Market Review - 2010

It won’t surprise many that the real estate market in the Cayman Islands suffered seriously during 2010. This was the year that a worldwide recession combined with a number of internal and external threats such as a proposed property tax, the need for immigration reform and a shrinking population, to lead to what the graphs attached show was a serious slump in the real estate market.

As the graphs show, the value of land transfers fell by almost 23% compared to those from 2009 and if you combine the decrease from the previous year, the value of land transfers has dropped a whopping 47% between 2008 and 2010, 2008 being a peak year.

That said, it is very likely we have now seen the worst and CIREBA is cautiously optimistic for 2011 for the following reasons:

Firstly, the internal pressures and threats that led to the uncertainty in the Cayman context, whilst not totally gone, have been abated and in the end, generally, contained. There are still issues but there seems to be a consensus developing as to where Cayman needs to go in relation to areas such as residency and immigration reform for example.

Secondly, the drop in the market has led to a corresponding drop in property values. Vendors and landlords have had to become more competitive and have dropped their prices and improved the quality of their offerings accordingly. Some subsectors of the market are showing discounts of between 10% and 25% on both asking prices and sales prices. At these prices Cayman property represents excellent value and we are starting to see some green shoots of recovery as savvy investors recognise this value and start to come back into the market.

In CIREBA’s opinion what we need now are a few major wins to give the local market confidence and we appear to be well on our way to two of them. The new port in George Town and the final pieces of the jigsaw allowing Dr. Shetty’s project to move forward seem to be falling in place and projects like these will boost confidence in the local economy and eventually put people back to work. It would be good to see progress on the extension of the runway and airport and a new hotel or two also, however there are signs of progress here too. These wins should give the property market the boost it needs and lead to the start of a market recovery, which could be a modest one or could well be even more than we expect.

This is all happening at a time when Cayman is starting to look increasingly attractive compared to the rest of the World. Whilst we may have struggled economically during 2010 and may have felt like we were sinking, our head was still well above water as opposed to many countries, especially in Europe who were clearly gulping it down with little chance of immediate resuscitation.

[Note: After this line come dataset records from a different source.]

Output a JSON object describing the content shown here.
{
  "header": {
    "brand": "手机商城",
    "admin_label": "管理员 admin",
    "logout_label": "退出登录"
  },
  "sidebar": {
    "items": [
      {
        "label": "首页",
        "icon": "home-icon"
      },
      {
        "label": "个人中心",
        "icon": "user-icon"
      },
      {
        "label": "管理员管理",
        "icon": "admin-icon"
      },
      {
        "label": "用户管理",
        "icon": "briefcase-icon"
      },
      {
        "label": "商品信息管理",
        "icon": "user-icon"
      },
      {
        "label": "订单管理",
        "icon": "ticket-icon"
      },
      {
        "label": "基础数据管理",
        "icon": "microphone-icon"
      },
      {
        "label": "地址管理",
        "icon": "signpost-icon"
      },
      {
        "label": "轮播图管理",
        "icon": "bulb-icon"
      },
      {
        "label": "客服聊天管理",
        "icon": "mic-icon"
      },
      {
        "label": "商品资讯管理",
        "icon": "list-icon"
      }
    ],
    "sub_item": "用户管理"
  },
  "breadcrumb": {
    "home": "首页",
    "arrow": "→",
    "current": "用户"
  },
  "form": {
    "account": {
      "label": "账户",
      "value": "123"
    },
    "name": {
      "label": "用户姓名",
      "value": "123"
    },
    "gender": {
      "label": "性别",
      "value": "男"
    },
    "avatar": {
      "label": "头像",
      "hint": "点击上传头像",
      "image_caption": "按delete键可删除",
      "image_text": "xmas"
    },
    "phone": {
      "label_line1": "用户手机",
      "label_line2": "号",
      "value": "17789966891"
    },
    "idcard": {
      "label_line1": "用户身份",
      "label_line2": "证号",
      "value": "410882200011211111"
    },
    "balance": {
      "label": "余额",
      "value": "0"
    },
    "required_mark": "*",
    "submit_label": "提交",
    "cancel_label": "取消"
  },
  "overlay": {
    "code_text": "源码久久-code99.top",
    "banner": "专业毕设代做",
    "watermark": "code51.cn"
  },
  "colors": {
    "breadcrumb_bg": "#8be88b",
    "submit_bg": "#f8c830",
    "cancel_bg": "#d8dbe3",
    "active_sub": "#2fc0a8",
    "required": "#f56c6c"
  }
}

Who would have thought four years ago that the Ireland economy and property market would have melted down the way they have and that Spain and Portugal’s economies would be so fragile. The main solution these and even the other more stable major economies appear to be able to offer is to increase taxation, or in the case of the US print money, and hence by comparison Cayman should be seen as an increasingly strong option for investors.

The one word of warning here is that our competition both in the Caribbean region and beyond is well aware of this also and at this point are doing a much better job at marketing themselves internationally. We have some serious catching up in this regard, however CIREBA understands a series of initiatives have been planned for the first half of 2011 to take our message to the world and we support these and intend to participate wherever possible.

So whilst we’re not totally out of the woods yet, CIREBA’s predictions are cautiously positive for 2011 and we could even pleasantly surprised by the way the year turns out.